Patrick Brickley: Yes. Well, I think we mentioned that we’re – as we look forward to 2024, we’re anticipating that we can increase our adjusted EBITDA by 25% with our existing exiting cost structure and continuing to make gradual optimizations to it. So whereas in Q4, we’ve got adjusted EBITDA related expenses of around $89 million, that’s what we would anticipate continuing to run into next year with. There will be seasonality, there will be payroll tax, in fact seasonality, et cetera. But and then over 90% of our revenue is subscription and the gross margin on that is very high. So yes, the margin on the onetime licenses, software licenses and other is really high. The last year, that was $18 million this year that’s going to be around $12.5 million to $13 million with really high margin.
And – but we originally thought there’d be a lot more than $12.5 million to $13 million. And most of the reduction that we’re talking about came out of the back half of the year. So we’ve had – unfortunately, we’ve been able to manage through it.
David Wagner: And Mike, for the first time we put into our guidance, that split between subscription professional services and software, so you have that for the fourth quarter guide. Patrick you are on the call as well. But it’s in the table, the press release so you can get that break out, not just our historical core of the quarter forecasted. And then just on my inter-correction on the Anvil, the $8 million is an accrual for potential damages in addition to that versus the operating expenses to take that thing to trial that are coming in through the P&L in that they’re not adjusted out there in the EBITDA expenses just underlying for Q3 and probably just over in – for Q4.

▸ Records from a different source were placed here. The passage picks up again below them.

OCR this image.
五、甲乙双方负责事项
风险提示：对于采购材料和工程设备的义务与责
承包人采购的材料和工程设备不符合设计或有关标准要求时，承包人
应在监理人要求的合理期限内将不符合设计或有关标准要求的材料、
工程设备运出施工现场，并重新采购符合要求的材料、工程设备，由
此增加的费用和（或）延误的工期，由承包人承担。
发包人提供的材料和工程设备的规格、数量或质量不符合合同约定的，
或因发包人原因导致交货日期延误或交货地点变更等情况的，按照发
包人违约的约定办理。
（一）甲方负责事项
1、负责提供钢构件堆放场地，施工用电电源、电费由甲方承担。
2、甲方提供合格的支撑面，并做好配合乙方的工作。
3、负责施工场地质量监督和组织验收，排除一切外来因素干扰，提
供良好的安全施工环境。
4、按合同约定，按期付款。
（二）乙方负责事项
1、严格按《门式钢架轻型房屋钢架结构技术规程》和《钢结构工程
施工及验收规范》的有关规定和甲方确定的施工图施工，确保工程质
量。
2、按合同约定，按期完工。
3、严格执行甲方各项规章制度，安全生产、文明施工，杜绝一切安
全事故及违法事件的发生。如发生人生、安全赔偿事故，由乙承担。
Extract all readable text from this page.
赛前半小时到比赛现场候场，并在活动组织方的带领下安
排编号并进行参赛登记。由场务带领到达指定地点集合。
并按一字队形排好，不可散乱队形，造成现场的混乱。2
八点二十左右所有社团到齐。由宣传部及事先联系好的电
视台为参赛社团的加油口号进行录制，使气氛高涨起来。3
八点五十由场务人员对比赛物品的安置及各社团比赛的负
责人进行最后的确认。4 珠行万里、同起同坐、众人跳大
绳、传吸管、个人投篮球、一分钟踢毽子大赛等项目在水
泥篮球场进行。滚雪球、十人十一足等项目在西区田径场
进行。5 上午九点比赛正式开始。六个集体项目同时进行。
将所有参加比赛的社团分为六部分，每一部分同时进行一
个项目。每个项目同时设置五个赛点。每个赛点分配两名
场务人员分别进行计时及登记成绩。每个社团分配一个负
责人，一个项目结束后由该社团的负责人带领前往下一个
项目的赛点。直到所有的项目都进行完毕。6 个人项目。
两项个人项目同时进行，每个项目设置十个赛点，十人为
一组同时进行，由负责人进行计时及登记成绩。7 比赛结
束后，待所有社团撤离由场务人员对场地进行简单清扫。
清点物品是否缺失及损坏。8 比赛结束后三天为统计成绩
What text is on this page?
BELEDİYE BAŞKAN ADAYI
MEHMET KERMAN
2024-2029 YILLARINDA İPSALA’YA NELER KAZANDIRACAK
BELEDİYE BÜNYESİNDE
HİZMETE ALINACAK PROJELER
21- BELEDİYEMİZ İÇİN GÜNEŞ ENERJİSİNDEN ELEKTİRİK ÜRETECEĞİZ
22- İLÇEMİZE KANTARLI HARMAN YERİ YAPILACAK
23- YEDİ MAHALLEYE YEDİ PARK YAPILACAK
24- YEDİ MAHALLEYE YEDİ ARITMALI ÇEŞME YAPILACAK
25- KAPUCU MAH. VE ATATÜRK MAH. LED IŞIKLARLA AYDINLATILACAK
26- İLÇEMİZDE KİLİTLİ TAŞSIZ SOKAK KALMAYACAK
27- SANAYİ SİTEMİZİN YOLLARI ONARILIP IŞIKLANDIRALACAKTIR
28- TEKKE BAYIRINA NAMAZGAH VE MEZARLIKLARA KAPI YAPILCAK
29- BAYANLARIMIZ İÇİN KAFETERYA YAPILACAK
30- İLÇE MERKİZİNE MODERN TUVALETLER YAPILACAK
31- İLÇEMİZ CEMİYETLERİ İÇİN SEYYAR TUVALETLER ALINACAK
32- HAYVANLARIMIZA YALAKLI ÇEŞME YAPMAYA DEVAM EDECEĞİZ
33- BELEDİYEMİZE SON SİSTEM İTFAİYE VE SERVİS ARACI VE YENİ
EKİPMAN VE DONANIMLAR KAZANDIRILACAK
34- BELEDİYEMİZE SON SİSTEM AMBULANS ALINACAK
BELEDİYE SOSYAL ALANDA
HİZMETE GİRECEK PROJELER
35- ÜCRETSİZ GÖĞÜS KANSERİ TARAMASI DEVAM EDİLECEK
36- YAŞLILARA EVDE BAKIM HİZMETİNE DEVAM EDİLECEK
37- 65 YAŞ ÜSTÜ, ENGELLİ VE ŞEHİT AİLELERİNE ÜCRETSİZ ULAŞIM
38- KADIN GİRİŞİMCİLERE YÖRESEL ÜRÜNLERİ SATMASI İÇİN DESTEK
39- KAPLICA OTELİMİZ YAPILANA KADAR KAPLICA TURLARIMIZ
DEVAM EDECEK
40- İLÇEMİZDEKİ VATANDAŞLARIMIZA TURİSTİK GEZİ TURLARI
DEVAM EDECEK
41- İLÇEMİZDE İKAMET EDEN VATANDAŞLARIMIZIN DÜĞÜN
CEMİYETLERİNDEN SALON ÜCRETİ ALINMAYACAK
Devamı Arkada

Michael Berg: Got it. Helpful. Thank you.
Operator: The next question comes from William Power from Baird. Please go ahead.
Unidentified Analyst: Hi. This is [indiscernible] on for Will Power. Thanks for taking the question. So just looking at nonsubscription revenue, how do you think that might shake out next year? Should we expect nonsubscription revenue to decline in 2024? Or is there any early framework for how to think about that piece? Thanks.